Princeton researcher Daniel Kahneman, PhD, and colleagues have come to the conclusion that it is only an illusion that wealth brings happiness. Kahneman shared the 2002 Nobel Prize for applying the principles of psychology to economics. As Kahneman and colleagues have observed in their extensive research on people's reported happiness and life satisfaction "When someone reflects on how additional income would change [their sense of] well-being, they are probably tempted to think about spending more time in leisurely pursuits such as watching a large-screen plasma TV or playing golf. But in reality, they should think of spending a lot more time working and commuting and a lot less time engaged in passive leisure. … By itself, this shift in time is unlikely to lead to much increase in experienced happiness."
The results of their research have been published in the June 30 issue of Science According to the researchers people are likely to overrate the joy-bringing effect of whatever they're thinking about at the time, whether it's money or the number of dates they had last week.
However in reality has shown that increase in income has a relatively brief effect on life satisfaction.
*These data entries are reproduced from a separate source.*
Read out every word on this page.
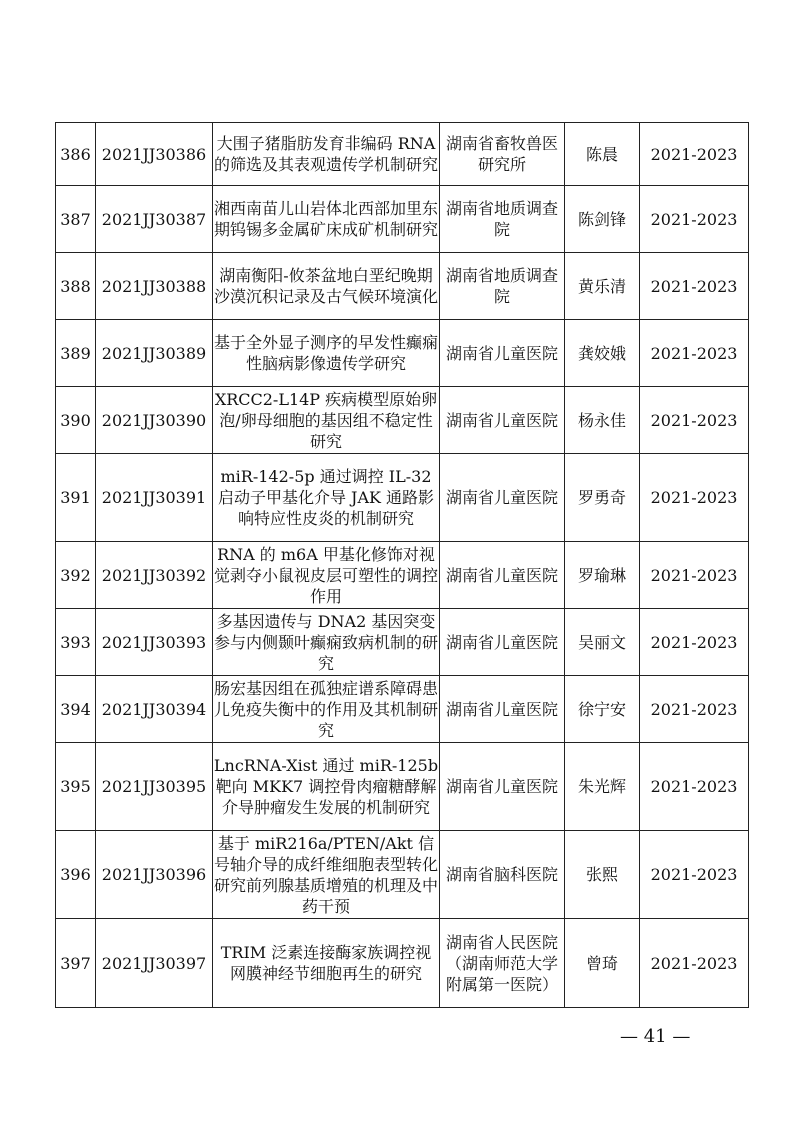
386	2021JJ30386	大围子猪脂肪发育非编码 RNA 的筛选及其表观遗传学机制研究	湖南省畜牧兽医研究所	陈晨	2021-2023
387	2021JJ30387	湘西南苗儿山岩体北西部加里东期钨锡多金属矿床成矿机制研究	湖南省地质调查院	陈剑锋	2021-2023
388	2021JJ30388	湖南衡阳-攸茶盆地白垩纪晚期沙漠沉积记录及古气候环境演化	湖南省地质调查院	黄乐清	2021-2023
389	2021JJ30389	基于全外显子测序的早发性癫痫性脑病影像遗传学研究	湖南省儿童医院	龚姣娥	2021-2023
390	2021JJ30390	XRCC2-L14P 疾病模型原始卵泡/卵母细胞的基因组不稳定性研究	湖南省儿童医院	杨永佳	2021-2023
391	2021JJ30391	miR-142-5p 通过调控 IL-32 启动子甲基化介导 JAK 通路影响特应性皮炎的机制研究	湖南省儿童医院	罗勇奇	2021-2023
392	2021JJ30392	RNA 的 m6A 甲基化修饰对视觉剥夺小鼠视皮层可塑性的调控作用	湖南省儿童医院	罗瑜琳	2021-2023
393	2021JJ30393	多基因遗传与 DNA2 基因突变参与内侧颞叶癫痫致病机制的研究	湖南省儿童医院	吴丽文	2021-2023
394	2021JJ30394	肠宏基因组在孤独症谱系障碍患儿免疫失衡中的作用及其机制研究	湖南省儿童医院	徐宁安	2021-2023
395	2021JJ30395	LncRNA-Xist 通过 miR-125b 靶向 MKK7 调控骨肉瘤糖酵解介导肿瘤发生发展的机制研究	湖南省儿童医院	朱光辉	2021-2023
396	2021JJ30396	基于 miR216a/PTEN/Akt 信号轴介导的成纤维细胞表型转化研究前列腺基质增殖的机理及中药干预	湖南省脑科医院	张熙	2021-2023
397	2021JJ30397	TRIM 泛素连接酶家族调控视网膜神经节细胞再生的研究	湖南省人民医院（湖南师范大学附属第一医院）	曾琦	2021-2023
— 41 —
Other factors that were observed were that countries experiencing a sudden increase in income do not show a corresponding increase in citizens' sense of well-being. The researchers also found that while life satisfaction does increase as a nation's per-capita income rises, there is little increase in life satisfaction once per-capita income goes above $12,000 a year. In fact psychological studies only show that the wealthier people are the more intense negative emotions they experience. None of these studies have shown a link between wealth and greater experienced happiness.
Research has shown that increased income has little effect on happiness because of the following factors:
--The amount of money people say they need rises along with their income.
--Relative income, rather than any certain level of income, affects well-being. If you get richer than your peers, you may feel you're better off than they are. But soon you'll make richer new friends, so your relative wealth won't be greater than it was before.
--People quickly get used to all the new stuff their money can buy.
They add, "This focusing illusion may lead to a misallocation of time, from accepting lengthy commutes (which are among the worst moments of the day) to sacrificing time spent socializing (which are among the best moments of the day). "The long-term effect of income gains becomes relatively small because attention shifts to less novel aspects of daily life."